Principle 2: Agentic AI Across R&D Workflows

While drug development costs have risen steadily, computing costs have fallen exponentially since the 1950s. Tasks that are computationally expensive today will cost a fraction as much within a few years. Thus, companies that build flexible, modular AI infrastructure from day one will hold a decisive structural advantage over those anchored to a fixed stack.

A decade ago, building proprietary molecular modeling tools in-house was a genuine differentiator. Today, structure predictors, ADMET models, and molecular dynamics simulators are widely accessible through both open-source and commercial platforms. Therefore, the smarter approach now is to strategically combine the best available tools rather than build everything from scratch.

Agentic AI makes this combinatorial approach scalable. AI agents can mine preprint servers, patent filings, and public biological databases simultaneously. They can surface non-obvious connections, generate novel hypotheses, design wet lab experiments, and write research reports — all while maintaining team-wide research context and a full experimental record.

Cheaper compute has also made long-context inference economically practical. A single AI agent run can now synthesize over 1,000 papers and 40,000 lines of code. Combined with chain-of-thought reasoning and multi-agent frameworks, this capability meaningfully compresses R&D timelines.

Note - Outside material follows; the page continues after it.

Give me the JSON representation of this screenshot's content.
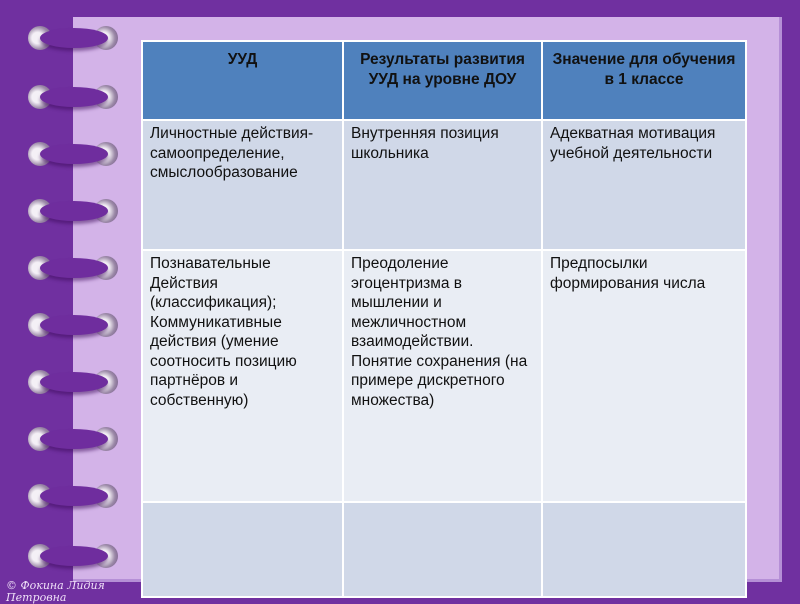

Companies building agentic R&D infrastructure include:

K-Dense and Edison Scientific — autonomous AI scientist platforms that execute long-horizon research workflows
Phylo — an integrated biology environment for seamless scientist-AI collaboration
Potato and Convoke — operating systems for biopharma spanning early discovery through regulatory commercialization workflows

Principle 3: Closed-Loop Lab Automation

Even the most advanced AI models depend on experimental data to validate their outputs. Binding affinity predictions, in vivo efficacy, pharmacokinetics, and toxicity profiles all require wet lab confirmation before any development decision can proceed confidently. Yet the experimental cycles connecting a model’s output to its next update often take weeks or months.

The iterative design-test-make-analyze loop in lead optimization alone can take up to three years. This bottleneck is further stretched when validation work gets outsourced to Contract Research Organizations (CROs), adding coordination overhead, queue times, and data quality inconsistencies to each cycle.

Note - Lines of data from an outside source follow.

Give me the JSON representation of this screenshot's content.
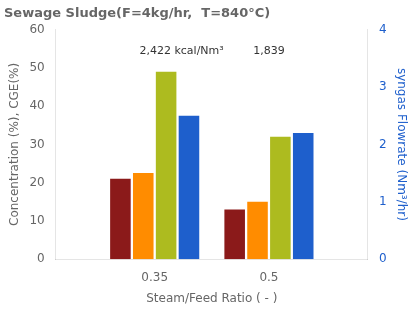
{
  "chart_data": {
    "type": "bar",
    "title": "Sewage Sludge(F=4kg/hr,  T=840°C)",
    "xlabel": "Steam/Feed Ratio ( - )",
    "ylabel": "Concentration (%), CGE(%)",
    "y2label": "syngas Flowrate (Nm³/hr)",
    "x": [
      0.35,
      0.5
    ],
    "xlim": [
      0.22,
      0.63
    ],
    "xticks": [
      0.35,
      0.5
    ],
    "ylim": [
      0,
      60
    ],
    "yticks": [
      0,
      10,
      20,
      30,
      40,
      50,
      60
    ],
    "y2lim": [
      0,
      4
    ],
    "y2ticks": [
      0,
      1,
      2,
      3,
      4
    ],
    "series": [
      {
        "color": "#8B1A1A",
        "values": [
          21.0,
          13.0
        ]
      },
      {
        "color": "#FF8C00",
        "values": [
          22.5,
          15.0
        ]
      },
      {
        "color": "#ADBB1F",
        "values": [
          49.0,
          32.0
        ]
      },
      {
        "color": "#1E5FCC",
        "values": [
          2.5,
          2.2
        ],
        "axis": "y2"
      }
    ],
    "annotations": [
      {
        "text": "2,422 kcal/Nm³",
        "x": 0.33,
        "y": 53,
        "align": "left"
      },
      {
        "text": "1,839",
        "x": 0.5,
        "y": 53,
        "align": "center"
      }
    ],
    "grid": false
  }
}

Historically, lab automation tools like Hamilton liquid handlers and Chemspeed synthesis platforms were optimized for specific high-throughput tasks, not end-to-end workflow integration. Most labs still require significant human intervention to transfer materials between instruments and interpret results. Natural language interfaces for robot control could change this. Scientists without robotics backgrounds could run, monitor, and iterate on experiments remotely. Vision-native systems can now autonomously read microscopy images of cells and feed structured data directly back into model pipelines.

Companies that close the loop between computational prediction and experimental feedback will compound their biological learning far faster than competitors relying on traditional CRO timelines.

Companies leading closed-loop automation include:

Medra — an instrument-agnostic robotics platform for general-purpose lab interaction
Automata — modular hardware and software connecting instruments into end-to-end automated workflows
Dash Bio — a faster, more automated CRO model
Lila Sciences — a fully automated lab for end-to-end drug discovery and development

Life Sciences Will Run on AI

The three principles of biology-native data infrastructure are not independent. They reinforce each other. Better data trains better models. Better models guide faster experiments. Faster experiments generate better data. Together, this flywheel defines how the next generation of leading life science companies will be built.

Companies that generate biology-native data at scale, deploy agentic AI across their full R&D stack, and adopt closed-loop lab automation will ultimately compress drug development timelines, reduce clinical failure rates, and deliver on AI’s long-standing promise for human health.